Installation

Requirements

  • Debian Linux hosts
  • 120 GB of disk in each cluster machine (can increase relying on dataset size)
  • 8 GB of RAM in each cluster machine (can increase relying on dataset size)
  • Docker Engine must be installed in all instances of your cluster
  • Cluster configured in swarm mode, check creating a swarm
  • Docker Compose must be installed in the manager instance of your cluster

Ensure that your cluster environment does not block any traffic such as firewall rules in your network or in your hosts.

If in case, you have firewalls or other traffic-blockers, add learningOrchestra as an exception.

Ex: In Google Cloud Platform each of the VMs must allow both http and https traffic.

Deployment

In the manager Docker swarm machine, clone the repo using:

git clone https://github.com/riibeirogabriel/learningOrchestra.git

Navigate into the learningOrchestra directory and run:

cd learningOrchestra
sudo ./run.sh

That's it! learningOrchestra has been deployed in your swarm cluster!

Cluster State

CLUSTER_IP:8000 - To visualize cluster state (deployed microservices and cluster's machines).
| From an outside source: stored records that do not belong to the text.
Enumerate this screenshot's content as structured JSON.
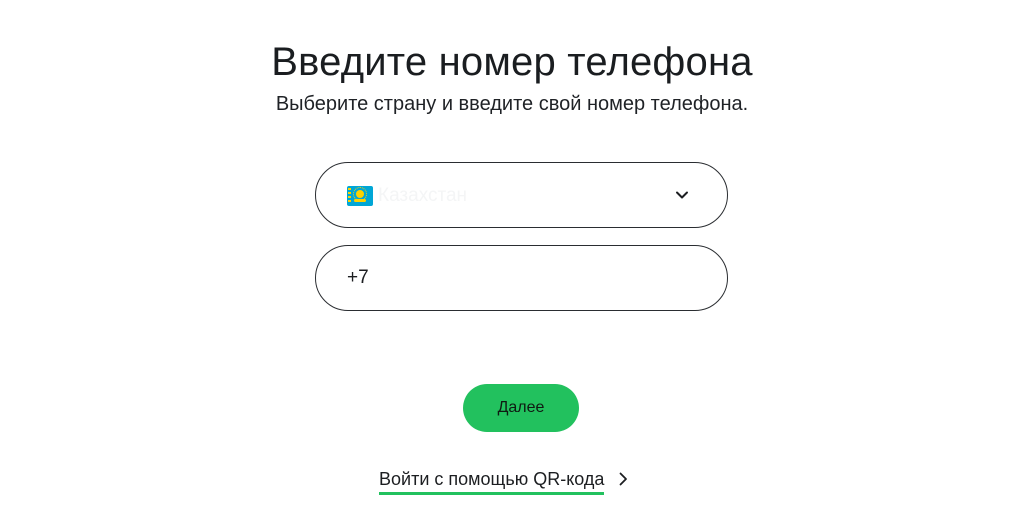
{
  "header": {
    "title": "Введите номер телефона",
    "subtitle": "Выберите страну и введите свой номер телефона."
  },
  "country_select": {
    "flag_icon": "flag-kazakhstan-icon",
    "selected_country": "Казахстан",
    "dropdown_icon": "chevron-down-icon"
  },
  "phone_field": {
    "value": "+7"
  },
  "next_button": {
    "label": "Далее",
    "color": "#22c15e"
  },
  "qr_login": {
    "label": "Войти с помощью QR-кода",
    "icon": "chevron-right-icon"
  },
  "colors": {
    "accent": "#22c15e",
    "border": "#2a2d31"
  }
}
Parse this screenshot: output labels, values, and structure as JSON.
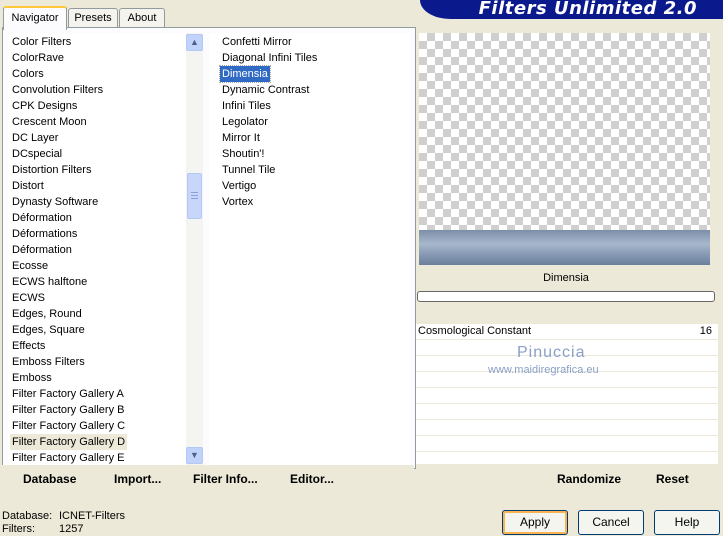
{
  "tabs": [
    "Navigator",
    "Presets",
    "About"
  ],
  "banner_title": "Filters Unlimited 2.0",
  "categories": [
    "Color Filters",
    "ColorRave",
    "Colors",
    "Convolution Filters",
    "CPK Designs",
    "Crescent Moon",
    "DC Layer",
    "DCspecial",
    "Distortion Filters",
    "Distort",
    "Dynasty Software",
    "Déformation",
    "Déformations",
    "Déformation",
    "Ecosse",
    "ECWS halftone",
    "ECWS",
    "Edges, Round",
    "Edges, Square",
    "Effects",
    "Emboss Filters",
    "Emboss",
    "Filter Factory Gallery A",
    "Filter Factory Gallery B",
    "Filter Factory Gallery C",
    "Filter Factory Gallery D",
    "Filter Factory Gallery E"
  ],
  "filters": [
    "Confetti Mirror",
    "Diagonal Infini Tiles",
    "Dimensia",
    "Dynamic Contrast",
    "Infini Tiles",
    "Legolator",
    "Mirror It",
    "Shoutin'!",
    "Tunnel Tile",
    "Vertigo",
    "Vortex"
  ],
  "selected_filter": "Dimensia",
  "preview_filter_name": "Dimensia",
  "param": {
    "name": "Cosmological Constant",
    "value": "16"
  },
  "watermark": {
    "line1": "Pinuccia",
    "line2": "www.maidiregrafica.eu"
  },
  "buttons": {
    "database": "Database",
    "import": "Import...",
    "filter_info": "Filter Info...",
    "editor": "Editor...",
    "randomize": "Randomize",
    "reset": "Reset",
    "apply": "Apply",
    "cancel": "Cancel",
    "help": "Help"
  },
  "status": {
    "db_label": "Database:",
    "db_value": "ICNET-Filters",
    "filters_label": "Filters:",
    "filters_value": "1257"
  }
}
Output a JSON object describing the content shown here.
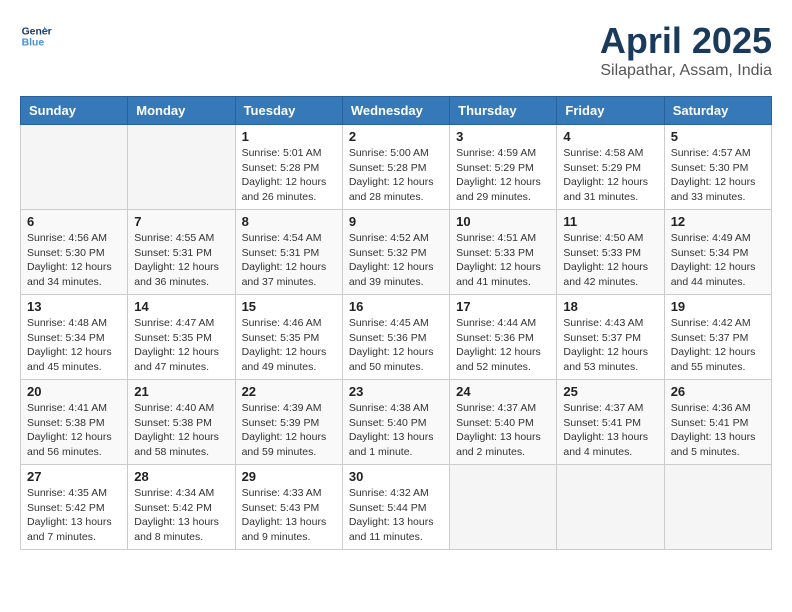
{
  "logo": {
    "line1": "General",
    "line2": "Blue"
  },
  "title": "April 2025",
  "subtitle": "Silapathar, Assam, India",
  "weekdays": [
    "Sunday",
    "Monday",
    "Tuesday",
    "Wednesday",
    "Thursday",
    "Friday",
    "Saturday"
  ],
  "weeks": [
    [
      null,
      null,
      {
        "day": 1,
        "sunrise": "5:01 AM",
        "sunset": "5:28 PM",
        "daylight": "12 hours and 26 minutes."
      },
      {
        "day": 2,
        "sunrise": "5:00 AM",
        "sunset": "5:28 PM",
        "daylight": "12 hours and 28 minutes."
      },
      {
        "day": 3,
        "sunrise": "4:59 AM",
        "sunset": "5:29 PM",
        "daylight": "12 hours and 29 minutes."
      },
      {
        "day": 4,
        "sunrise": "4:58 AM",
        "sunset": "5:29 PM",
        "daylight": "12 hours and 31 minutes."
      },
      {
        "day": 5,
        "sunrise": "4:57 AM",
        "sunset": "5:30 PM",
        "daylight": "12 hours and 33 minutes."
      }
    ],
    [
      {
        "day": 6,
        "sunrise": "4:56 AM",
        "sunset": "5:30 PM",
        "daylight": "12 hours and 34 minutes."
      },
      {
        "day": 7,
        "sunrise": "4:55 AM",
        "sunset": "5:31 PM",
        "daylight": "12 hours and 36 minutes."
      },
      {
        "day": 8,
        "sunrise": "4:54 AM",
        "sunset": "5:31 PM",
        "daylight": "12 hours and 37 minutes."
      },
      {
        "day": 9,
        "sunrise": "4:52 AM",
        "sunset": "5:32 PM",
        "daylight": "12 hours and 39 minutes."
      },
      {
        "day": 10,
        "sunrise": "4:51 AM",
        "sunset": "5:33 PM",
        "daylight": "12 hours and 41 minutes."
      },
      {
        "day": 11,
        "sunrise": "4:50 AM",
        "sunset": "5:33 PM",
        "daylight": "12 hours and 42 minutes."
      },
      {
        "day": 12,
        "sunrise": "4:49 AM",
        "sunset": "5:34 PM",
        "daylight": "12 hours and 44 minutes."
      }
    ],
    [
      {
        "day": 13,
        "sunrise": "4:48 AM",
        "sunset": "5:34 PM",
        "daylight": "12 hours and 45 minutes."
      },
      {
        "day": 14,
        "sunrise": "4:47 AM",
        "sunset": "5:35 PM",
        "daylight": "12 hours and 47 minutes."
      },
      {
        "day": 15,
        "sunrise": "4:46 AM",
        "sunset": "5:35 PM",
        "daylight": "12 hours and 49 minutes."
      },
      {
        "day": 16,
        "sunrise": "4:45 AM",
        "sunset": "5:36 PM",
        "daylight": "12 hours and 50 minutes."
      },
      {
        "day": 17,
        "sunrise": "4:44 AM",
        "sunset": "5:36 PM",
        "daylight": "12 hours and 52 minutes."
      },
      {
        "day": 18,
        "sunrise": "4:43 AM",
        "sunset": "5:37 PM",
        "daylight": "12 hours and 53 minutes."
      },
      {
        "day": 19,
        "sunrise": "4:42 AM",
        "sunset": "5:37 PM",
        "daylight": "12 hours and 55 minutes."
      }
    ],
    [
      {
        "day": 20,
        "sunrise": "4:41 AM",
        "sunset": "5:38 PM",
        "daylight": "12 hours and 56 minutes."
      },
      {
        "day": 21,
        "sunrise": "4:40 AM",
        "sunset": "5:38 PM",
        "daylight": "12 hours and 58 minutes."
      },
      {
        "day": 22,
        "sunrise": "4:39 AM",
        "sunset": "5:39 PM",
        "daylight": "12 hours and 59 minutes."
      },
      {
        "day": 23,
        "sunrise": "4:38 AM",
        "sunset": "5:40 PM",
        "daylight": "13 hours and 1 minute."
      },
      {
        "day": 24,
        "sunrise": "4:37 AM",
        "sunset": "5:40 PM",
        "daylight": "13 hours and 2 minutes."
      },
      {
        "day": 25,
        "sunrise": "4:37 AM",
        "sunset": "5:41 PM",
        "daylight": "13 hours and 4 minutes."
      },
      {
        "day": 26,
        "sunrise": "4:36 AM",
        "sunset": "5:41 PM",
        "daylight": "13 hours and 5 minutes."
      }
    ],
    [
      {
        "day": 27,
        "sunrise": "4:35 AM",
        "sunset": "5:42 PM",
        "daylight": "13 hours and 7 minutes."
      },
      {
        "day": 28,
        "sunrise": "4:34 AM",
        "sunset": "5:42 PM",
        "daylight": "13 hours and 8 minutes."
      },
      {
        "day": 29,
        "sunrise": "4:33 AM",
        "sunset": "5:43 PM",
        "daylight": "13 hours and 9 minutes."
      },
      {
        "day": 30,
        "sunrise": "4:32 AM",
        "sunset": "5:44 PM",
        "daylight": "13 hours and 11 minutes."
      },
      null,
      null,
      null
    ]
  ]
}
CLUSTER_IP:8080 - To visualize spark cluster state.

  • CLUSTER_IP is the external IP of a machine in your cluster.

Spark Microservices

Some learningOrchestra features use the Spark microservice to work.

By default, this microservice has only one instance. In case your data processing requires computing power, you need scale this microservice.

To do this, with learningOrchestra already deployed, run the following in the manager machine of your Docker swarm cluster:

docker service scale microservice_sparkworker=NUMBER_OF_INSTANCES

* NUMBER_OF_INSTANCES is the number of Spark microservice instances which you require. Choose it according to your cluster resources and your resource requirements.